Cada plano, cada mirada, cada gesto, cada línea de diálogo late, vibra y trasciende. ¿Recuerdan la morbosa atmósfera de La calumnia, de Wyler? Esa confusión, esa ambigüedad, ese clima zozobrante y viciado entre MacLaine y Hepburn es admirablemente evocado por Todd Haynes. El núcleo de la película, el aldabonazo que dispara la cinta hasta que se rompe en mil pedazos, lo constituye el inesperado encuentro entre Therese, una modosita y mojigata empleada de una tienda, y Carol, una elegante mujer de porte aristocrático y gusto exquisito, de la que podemos inferir su elevado abolengo. ¡Cuántas veces nos hemos deleitado y maravillado en el cine con los apasionados meandros que siguen a los fortuitos encuentros amorosos! Mientras redacto estas líneas acude a mi memoria ese barco de ensueño, casi onírico, en el que se conocen Cary Grant y Deborah Kerr, en la deliciosa Tú y yo, de Leo McCarey, una cinta magnética, sincera, sutil y dolorosamente bella. Una lección magistral de ética, estética y romanticismo. Un impagable regalo para las emociones, una catarsis cinéfila, con la venia de Aristóteles. En Carol, Kyle Chandler da vida al esposo ultrajado, Harge Aird, a quien los más recalcitrantes cinéfilos recordarán por su papel de perseguidor implacable de Jordan Belfort (DiCaprio) en El lobo de Wall Street, celebérrima cinta dirigida en 2013 por el maestro Scorsese. Este personaje, Harge Aird, hará lo imposible en su empeño por recuperar a su esposa, malogrando abyectamente su idilio amoroso con Therese Belivet, ya que su cerebro, carcomido por recelosos prejuicios, lo considera poco menos que una abyecta aberración infernal.
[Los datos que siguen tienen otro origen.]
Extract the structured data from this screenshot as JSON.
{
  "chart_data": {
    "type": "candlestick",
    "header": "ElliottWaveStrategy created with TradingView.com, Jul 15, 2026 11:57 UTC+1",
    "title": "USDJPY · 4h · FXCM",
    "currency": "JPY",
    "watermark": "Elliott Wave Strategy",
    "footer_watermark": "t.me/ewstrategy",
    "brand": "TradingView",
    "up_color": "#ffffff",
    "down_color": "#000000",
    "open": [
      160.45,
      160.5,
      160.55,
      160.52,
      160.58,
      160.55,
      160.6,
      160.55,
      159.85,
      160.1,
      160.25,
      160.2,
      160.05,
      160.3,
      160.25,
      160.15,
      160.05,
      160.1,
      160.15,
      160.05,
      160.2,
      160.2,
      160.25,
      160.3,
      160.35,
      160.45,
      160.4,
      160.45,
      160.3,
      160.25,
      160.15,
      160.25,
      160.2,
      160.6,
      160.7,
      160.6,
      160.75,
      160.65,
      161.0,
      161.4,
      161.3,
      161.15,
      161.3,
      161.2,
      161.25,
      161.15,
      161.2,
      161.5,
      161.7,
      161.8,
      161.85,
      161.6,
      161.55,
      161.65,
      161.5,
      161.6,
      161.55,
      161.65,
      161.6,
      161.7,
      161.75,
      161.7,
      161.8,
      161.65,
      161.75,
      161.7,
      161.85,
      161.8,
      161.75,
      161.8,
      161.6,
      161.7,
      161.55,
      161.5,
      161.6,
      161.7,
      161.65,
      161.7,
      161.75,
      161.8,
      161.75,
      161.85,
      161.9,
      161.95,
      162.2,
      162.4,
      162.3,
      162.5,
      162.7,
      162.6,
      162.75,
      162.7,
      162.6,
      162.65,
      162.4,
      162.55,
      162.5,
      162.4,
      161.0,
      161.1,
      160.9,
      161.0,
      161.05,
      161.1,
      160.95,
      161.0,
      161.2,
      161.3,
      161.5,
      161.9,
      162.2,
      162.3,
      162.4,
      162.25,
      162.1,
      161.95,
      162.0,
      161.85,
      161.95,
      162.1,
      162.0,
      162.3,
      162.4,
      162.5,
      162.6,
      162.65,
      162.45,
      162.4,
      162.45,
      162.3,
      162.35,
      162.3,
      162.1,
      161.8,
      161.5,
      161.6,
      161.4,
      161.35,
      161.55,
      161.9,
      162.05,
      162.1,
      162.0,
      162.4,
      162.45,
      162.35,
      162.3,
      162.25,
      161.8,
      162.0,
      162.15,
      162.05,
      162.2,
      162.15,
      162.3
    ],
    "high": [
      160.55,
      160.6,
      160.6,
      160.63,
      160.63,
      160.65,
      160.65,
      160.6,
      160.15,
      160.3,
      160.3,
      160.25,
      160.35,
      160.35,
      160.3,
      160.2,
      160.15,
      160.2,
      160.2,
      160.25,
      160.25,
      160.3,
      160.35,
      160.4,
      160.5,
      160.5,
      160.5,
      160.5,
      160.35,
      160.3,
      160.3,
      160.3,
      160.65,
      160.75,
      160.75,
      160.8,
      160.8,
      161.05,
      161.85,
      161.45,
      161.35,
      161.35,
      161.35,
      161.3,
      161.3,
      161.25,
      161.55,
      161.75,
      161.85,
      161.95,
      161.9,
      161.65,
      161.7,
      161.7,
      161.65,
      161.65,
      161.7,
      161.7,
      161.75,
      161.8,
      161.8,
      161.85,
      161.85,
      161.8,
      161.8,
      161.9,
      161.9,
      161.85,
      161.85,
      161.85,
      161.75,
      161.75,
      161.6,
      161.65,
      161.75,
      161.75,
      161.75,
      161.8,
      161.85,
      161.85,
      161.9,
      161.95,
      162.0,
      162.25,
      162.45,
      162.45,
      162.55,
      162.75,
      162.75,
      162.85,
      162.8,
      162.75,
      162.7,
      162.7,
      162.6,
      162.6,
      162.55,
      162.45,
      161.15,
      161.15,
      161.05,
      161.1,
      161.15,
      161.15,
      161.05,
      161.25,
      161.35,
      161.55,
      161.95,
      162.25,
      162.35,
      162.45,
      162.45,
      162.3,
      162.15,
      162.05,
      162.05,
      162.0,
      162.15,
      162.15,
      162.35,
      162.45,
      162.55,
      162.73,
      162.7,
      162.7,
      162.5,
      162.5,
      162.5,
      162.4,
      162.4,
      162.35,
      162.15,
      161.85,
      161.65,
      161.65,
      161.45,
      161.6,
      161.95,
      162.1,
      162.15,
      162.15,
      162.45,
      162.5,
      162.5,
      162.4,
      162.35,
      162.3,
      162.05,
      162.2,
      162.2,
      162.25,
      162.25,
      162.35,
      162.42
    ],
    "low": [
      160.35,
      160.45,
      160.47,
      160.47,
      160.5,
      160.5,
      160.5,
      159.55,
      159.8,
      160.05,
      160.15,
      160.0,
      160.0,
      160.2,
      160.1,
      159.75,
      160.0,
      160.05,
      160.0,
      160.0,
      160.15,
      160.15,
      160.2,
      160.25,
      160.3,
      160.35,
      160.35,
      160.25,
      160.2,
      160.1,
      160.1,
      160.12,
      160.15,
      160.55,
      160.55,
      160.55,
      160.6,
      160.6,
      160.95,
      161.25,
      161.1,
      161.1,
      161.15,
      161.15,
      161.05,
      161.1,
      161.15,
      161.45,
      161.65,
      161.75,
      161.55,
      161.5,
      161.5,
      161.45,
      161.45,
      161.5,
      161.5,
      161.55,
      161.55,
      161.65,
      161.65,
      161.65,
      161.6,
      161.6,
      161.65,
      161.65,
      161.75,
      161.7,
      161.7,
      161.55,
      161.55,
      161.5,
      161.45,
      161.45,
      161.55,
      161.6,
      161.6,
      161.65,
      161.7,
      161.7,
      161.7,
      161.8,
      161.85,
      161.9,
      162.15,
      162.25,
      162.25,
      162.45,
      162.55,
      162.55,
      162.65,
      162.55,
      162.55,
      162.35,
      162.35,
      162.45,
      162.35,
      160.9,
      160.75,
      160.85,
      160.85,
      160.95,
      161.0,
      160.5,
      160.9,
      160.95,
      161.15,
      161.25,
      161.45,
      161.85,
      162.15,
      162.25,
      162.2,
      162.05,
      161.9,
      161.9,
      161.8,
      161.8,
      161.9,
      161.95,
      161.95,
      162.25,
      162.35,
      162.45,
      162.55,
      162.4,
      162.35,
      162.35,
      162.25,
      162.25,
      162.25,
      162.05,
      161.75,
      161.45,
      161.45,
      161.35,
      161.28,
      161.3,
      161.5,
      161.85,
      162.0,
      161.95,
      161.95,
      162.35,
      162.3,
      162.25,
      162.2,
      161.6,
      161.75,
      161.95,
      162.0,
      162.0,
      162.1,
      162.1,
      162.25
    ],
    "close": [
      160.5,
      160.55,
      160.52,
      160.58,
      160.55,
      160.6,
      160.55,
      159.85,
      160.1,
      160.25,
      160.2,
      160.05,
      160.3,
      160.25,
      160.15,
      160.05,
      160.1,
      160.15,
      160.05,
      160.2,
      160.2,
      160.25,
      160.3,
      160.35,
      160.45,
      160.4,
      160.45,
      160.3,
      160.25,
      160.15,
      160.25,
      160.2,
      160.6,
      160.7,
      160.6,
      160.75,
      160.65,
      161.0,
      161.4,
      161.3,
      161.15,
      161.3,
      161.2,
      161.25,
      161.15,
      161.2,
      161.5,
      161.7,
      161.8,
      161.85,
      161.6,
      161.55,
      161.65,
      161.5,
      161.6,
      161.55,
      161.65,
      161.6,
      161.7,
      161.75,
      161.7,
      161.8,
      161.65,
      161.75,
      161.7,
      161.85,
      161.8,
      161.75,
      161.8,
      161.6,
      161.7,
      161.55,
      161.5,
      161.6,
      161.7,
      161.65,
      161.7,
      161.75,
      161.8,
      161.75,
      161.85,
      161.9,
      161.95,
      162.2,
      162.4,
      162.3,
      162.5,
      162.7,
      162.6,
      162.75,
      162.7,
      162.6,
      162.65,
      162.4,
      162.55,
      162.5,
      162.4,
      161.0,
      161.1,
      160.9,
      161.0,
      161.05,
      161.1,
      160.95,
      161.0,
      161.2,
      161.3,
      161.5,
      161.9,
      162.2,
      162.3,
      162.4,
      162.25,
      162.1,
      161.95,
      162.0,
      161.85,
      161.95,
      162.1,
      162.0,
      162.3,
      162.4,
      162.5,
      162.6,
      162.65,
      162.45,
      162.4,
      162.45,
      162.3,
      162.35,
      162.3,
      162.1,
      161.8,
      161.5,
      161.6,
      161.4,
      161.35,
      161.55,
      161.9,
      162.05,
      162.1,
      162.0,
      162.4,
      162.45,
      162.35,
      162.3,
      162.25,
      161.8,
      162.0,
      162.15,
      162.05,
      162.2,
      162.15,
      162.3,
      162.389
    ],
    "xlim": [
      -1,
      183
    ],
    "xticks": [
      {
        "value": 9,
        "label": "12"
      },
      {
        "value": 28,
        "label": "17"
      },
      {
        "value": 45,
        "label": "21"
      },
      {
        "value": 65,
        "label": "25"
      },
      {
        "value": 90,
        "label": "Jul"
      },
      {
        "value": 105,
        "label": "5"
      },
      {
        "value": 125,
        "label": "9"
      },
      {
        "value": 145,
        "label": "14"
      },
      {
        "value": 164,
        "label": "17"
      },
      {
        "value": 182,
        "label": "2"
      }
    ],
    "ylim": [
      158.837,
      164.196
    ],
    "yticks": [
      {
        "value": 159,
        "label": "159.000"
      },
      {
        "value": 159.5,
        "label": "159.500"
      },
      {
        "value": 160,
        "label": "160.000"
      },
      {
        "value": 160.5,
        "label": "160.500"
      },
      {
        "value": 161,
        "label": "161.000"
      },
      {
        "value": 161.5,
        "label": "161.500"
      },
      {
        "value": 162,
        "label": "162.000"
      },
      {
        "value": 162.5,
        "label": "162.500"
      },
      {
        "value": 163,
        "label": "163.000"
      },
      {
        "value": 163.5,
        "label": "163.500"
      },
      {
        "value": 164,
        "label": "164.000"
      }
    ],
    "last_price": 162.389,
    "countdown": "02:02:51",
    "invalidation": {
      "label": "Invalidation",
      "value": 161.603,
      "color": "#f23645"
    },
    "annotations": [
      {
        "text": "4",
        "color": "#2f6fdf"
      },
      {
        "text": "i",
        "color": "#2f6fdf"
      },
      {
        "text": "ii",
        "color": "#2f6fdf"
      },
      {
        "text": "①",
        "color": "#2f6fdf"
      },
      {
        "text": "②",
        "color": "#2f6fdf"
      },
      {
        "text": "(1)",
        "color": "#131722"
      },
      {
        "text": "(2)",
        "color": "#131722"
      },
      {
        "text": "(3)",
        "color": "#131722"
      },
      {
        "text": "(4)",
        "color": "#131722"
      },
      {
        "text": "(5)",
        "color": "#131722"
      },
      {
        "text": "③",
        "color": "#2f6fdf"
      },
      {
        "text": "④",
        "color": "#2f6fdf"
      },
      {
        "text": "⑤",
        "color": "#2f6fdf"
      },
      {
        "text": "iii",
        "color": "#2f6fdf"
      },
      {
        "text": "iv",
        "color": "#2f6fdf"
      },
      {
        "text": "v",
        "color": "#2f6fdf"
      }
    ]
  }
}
Emulando al Coppola de La conversación, al Brian De Palma de Impacto, el esbirro contratado por Harge para acechar a las enamoradas en su viaje a la libertad (imposible no acordarse de Sarandon y Davis en Thelma y Louise, de Ridley Scott) consigue grabar en una cinta la fogosidad amorosa del ardiente encuentro sexual entre las dos amantes: la perdición de Carol, el salvoconducto del marido, la pérdida de la custodia de su amada pupila. Tras la renuncia obligada, sobreviene el anhelado e inevitable reencuentro. La llama del amor, la pasión y la atracción irrefrenable permanece intacta. Blanchett y Mara se miran, se inspeccionan, se contemplan y se asombran. El resto es Historia. Finalmente, nos queda una película modélica, una historia de amor misteriosa, enigmática, inasible, libidinosa y peligrosa. El relato carece de esa fastuosidad y barroquismo sexual de películas de temática en apariencia semejante, como La vida de Adèle, de Abdellatif Kechiche, y se sitúa en la estela más mesurada, elegante y sutil de películas como Barry Lyndon, de Stanley Kubrick, o La edad de la inocencia, de Martin Scorsese. Las imágenes de Carol irrumpen con un vigor hercúleo y ciclópeo, trascendiendo la pantalla, rompiendo la cuarta pared y sacudiendo emocionalmente al asombrado espectador. Es Nabokov, Sirk, Highsmith, Austen, Wyler, Vidor, Dostoyevski, Aciman, Zweig, Marías. Todo en uno. No sobra ni falta nada. Una película portentosa, impecable y única.